Le 9 mars, l’agression violente de deux homosexuels à Beni Mellal (centre) avait fait les gros titres de la presse. Plusieurs jeunes gens avaient fait irruption dans un appartement de la ville, où ils avaient attaqué deux hommes. Une vidéo de l’agression, postée sur les réseaux sociaux, avait provoqué une vive polémique dans le pays où les débats entre ceux qui militent pour la dépénalisation de l’homosexualité – une minorité – et ceux qui s’y opposent sont intenses. Si une partie de la société a été choquée, Beni Mellal a aussi été le théâtre de manifestations de soutien aux agresseurs. Devant la justice, ceux-ci ont été condamnés pour « effraction, recours à la violence et port d’armes ». Les victimes aussi : l’un à quatre mois de prison ferme pour « actes sexuels contre nature » mais relâché en appel après vingt-six jours passés en prison, le deuxième à quatre mois de prison avec sursis.
« Dans des sociétés comme le Maroc où il n’y a pas de séparation entre le sacré et le droit, où la religion reste le socle le plus important, ce sont des sujets hypersensibles », rappelle Asma Lamrabet, la directrice du Centre des études féminines en islam, qui poursuit : « Que ce soit pour l’homosexualité ou d’autres sujets de société, le problème est celui de la pénalisation. On confond péché et crime. Je peux refuser l’homosexualité d’un point de vue moral, religieux, cela relève de la vie privée. Mais en faire un crime dans le droit, c’est cela qui est aberrant. »

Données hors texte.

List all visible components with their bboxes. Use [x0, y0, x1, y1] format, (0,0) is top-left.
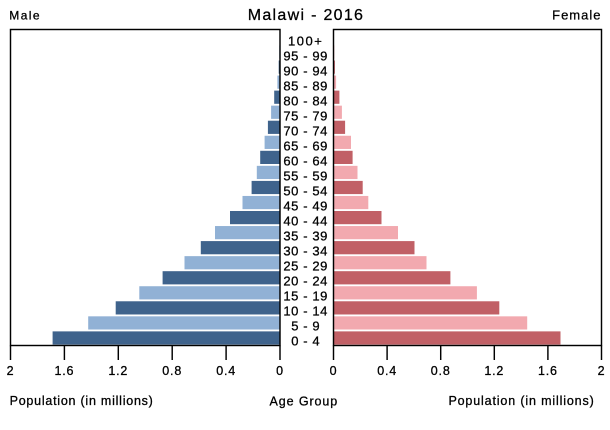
svg-text:0.8: 0.8 [431, 364, 451, 378]
svg-text:Malawi - 2016: Malawi - 2016 [248, 7, 365, 24]
svg-text:1.6: 1.6 [55, 364, 75, 378]
svg-text:65 - 69: 65 - 69 [283, 138, 328, 153]
svg-text:40 - 44: 40 - 44 [283, 213, 328, 228]
svg-text:15 - 19: 15 - 19 [283, 289, 328, 304]
svg-text:80 - 84: 80 - 84 [283, 93, 328, 108]
svg-text:Age Group: Age Group [270, 394, 339, 408]
svg-text:Male: Male [9, 9, 41, 23]
svg-text:1.2: 1.2 [108, 364, 128, 378]
svg-text:85 - 89: 85 - 89 [283, 78, 328, 93]
svg-text:2: 2 [7, 364, 15, 378]
svg-text:20 - 24: 20 - 24 [283, 274, 328, 289]
svg-text:30 - 34: 30 - 34 [283, 244, 328, 259]
svg-text:25 - 29: 25 - 29 [283, 259, 328, 274]
svg-text:Population (in millions): Population (in millions) [448, 394, 594, 408]
svg-text:10 - 14: 10 - 14 [283, 304, 328, 319]
svg-text:100+: 100+ [288, 33, 323, 48]
svg-text:0.8: 0.8 [162, 364, 182, 378]
svg-text:70 - 74: 70 - 74 [283, 123, 328, 138]
svg-text:60 - 64: 60 - 64 [283, 153, 328, 168]
svg-text:95 - 99: 95 - 99 [283, 48, 328, 63]
svg-text:Population (in millions): Population (in millions) [10, 394, 154, 408]
svg-text:1.2: 1.2 [484, 364, 504, 378]
svg-text:0.4: 0.4 [377, 364, 397, 378]
svg-text:50 - 54: 50 - 54 [283, 183, 328, 198]
svg-text:2: 2 [598, 364, 606, 378]
svg-text:0: 0 [330, 364, 338, 378]
svg-text:90 - 94: 90 - 94 [283, 63, 328, 78]
svg-text:0.4: 0.4 [216, 364, 236, 378]
svg-text:75 - 79: 75 - 79 [283, 108, 328, 123]
svg-text:55 - 59: 55 - 59 [283, 168, 328, 183]
svg-text:0: 0 [276, 364, 284, 378]
svg-text:Female: Female [552, 8, 601, 23]
svg-text:5 - 9: 5 - 9 [291, 319, 320, 334]
svg-text:1.6: 1.6 [538, 364, 558, 378]
svg-text:45 - 49: 45 - 49 [283, 198, 328, 213]
svg-text:35 - 39: 35 - 39 [283, 229, 328, 244]
svg-text:0 - 4: 0 - 4 [291, 334, 320, 349]
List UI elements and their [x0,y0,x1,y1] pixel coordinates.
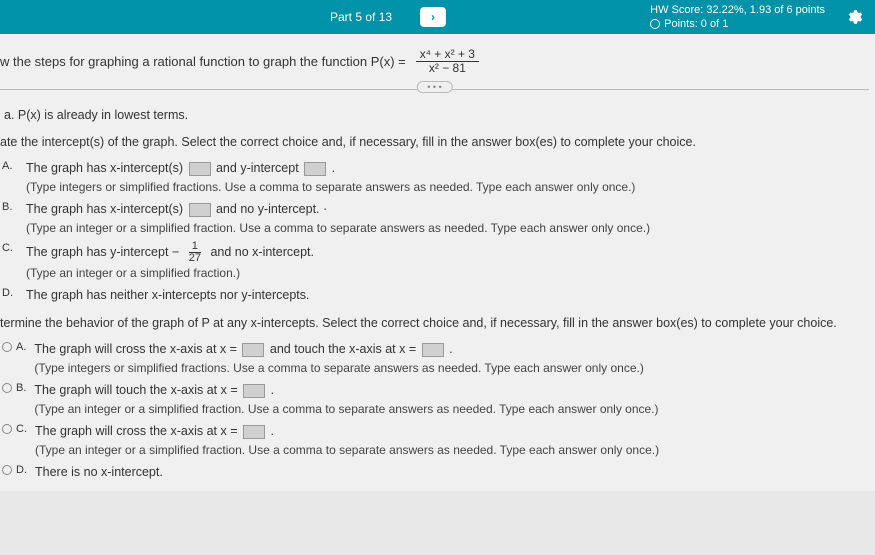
question-stem: w the steps for graphing a rational func… [0,44,869,83]
points-circle-icon [650,19,660,29]
numerator: x⁴ + x² + 3 [416,48,479,62]
denominator: x² − 81 [425,62,470,75]
choice-label-d: D. [2,286,18,299]
radio-icon[interactable] [2,383,12,393]
choice-1a[interactable]: A. The graph has x-intercept(s) and y-in… [0,159,869,196]
radio-icon[interactable] [2,424,12,434]
choice-label-c: C. [2,241,18,254]
hint-text: (Type an integer or a simplified fractio… [34,400,869,418]
hw-score: HW Score: 32.22%, 1.93 of 6 points [650,3,825,17]
choice-1b[interactable]: B. The graph has x-intercept(s) and no y… [0,200,869,237]
top-bar: Part 5 of 13 › HW Score: 32.22%, 1.93 of… [0,0,875,34]
next-part-button[interactable]: › [420,7,446,27]
rational-function: x⁴ + x² + 3 x² − 81 [416,48,479,75]
hint-text: (Type an integer or a simplified fractio… [26,219,869,237]
answer-input[interactable] [304,162,326,176]
ellipsis-badge[interactable]: • • • [416,81,452,93]
choice-2d[interactable]: D. There is no x-intercept. [0,463,869,482]
answer-input[interactable] [243,384,265,398]
points-line: Points: 0 of 1 [650,17,825,31]
fraction-value: 1 27 [186,241,204,264]
intercept-prompt: ate the intercept(s) of the graph. Selec… [0,135,869,149]
choice-2a[interactable]: A. The graph will cross the x-axis at x … [0,340,869,377]
answer-input[interactable] [243,425,265,439]
choice-label-b: B. [2,200,18,213]
score-block: HW Score: 32.22%, 1.93 of 6 points Point… [650,3,825,32]
choice-2c[interactable]: C. The graph will cross the x-axis at x … [0,422,869,459]
choice-1c[interactable]: C. The graph has y-intercept − 1 27 and … [0,241,869,282]
question-lead: w the steps for graphing a rational func… [0,54,406,69]
hint-text: (Type an integer or a simplified fractio… [35,441,869,459]
answer-input[interactable] [242,343,264,357]
answer-input[interactable] [189,162,211,176]
radio-icon[interactable] [2,342,12,352]
part-a-label: a. [4,108,14,122]
hint-text: (Type integers or simplified fractions. … [34,359,869,377]
choice-label-a: A. [2,159,18,172]
part-a-block: a. P(x) is already in lowest terms. [0,100,869,131]
choice-2b[interactable]: B. The graph will touch the x-axis at x … [0,381,869,418]
answer-input[interactable] [422,343,444,357]
radio-icon[interactable] [2,465,12,475]
hint-text: (Type integers or simplified fractions. … [26,178,869,196]
content-area: w the steps for graphing a rational func… [0,34,875,491]
answer-input[interactable] [189,203,211,217]
gear-icon[interactable] [845,8,863,26]
hint-text: (Type an integer or a simplified fractio… [26,264,869,282]
part-indicator: Part 5 of 13 [330,10,392,24]
lowest-terms-text: P(x) is already in lowest terms. [18,108,188,122]
behavior-prompt: termine the behavior of the graph of P a… [0,316,869,330]
choice-1d[interactable]: D. The graph has neither x-intercepts no… [0,286,869,305]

La problématique ne concerne pas seulement l’homosexualité, mais aussi l’avortement et la pénalisation des relations sexuelles hors mariage. « Il y a un conservatisme croissant mais qui est général au monde arabo-musulman avec, face à la violence de la modernité, un recours à une lecture très rigoriste de la religion », analyse Mme Lamrabet pour qui, paradoxalement, la diffusion sur la place publique d’affaires comme celle de H. et S. témoigne aussi d’une évolution de la société, car « il y a de nombreux endroits où ces débats ne seraient même pas possibles ».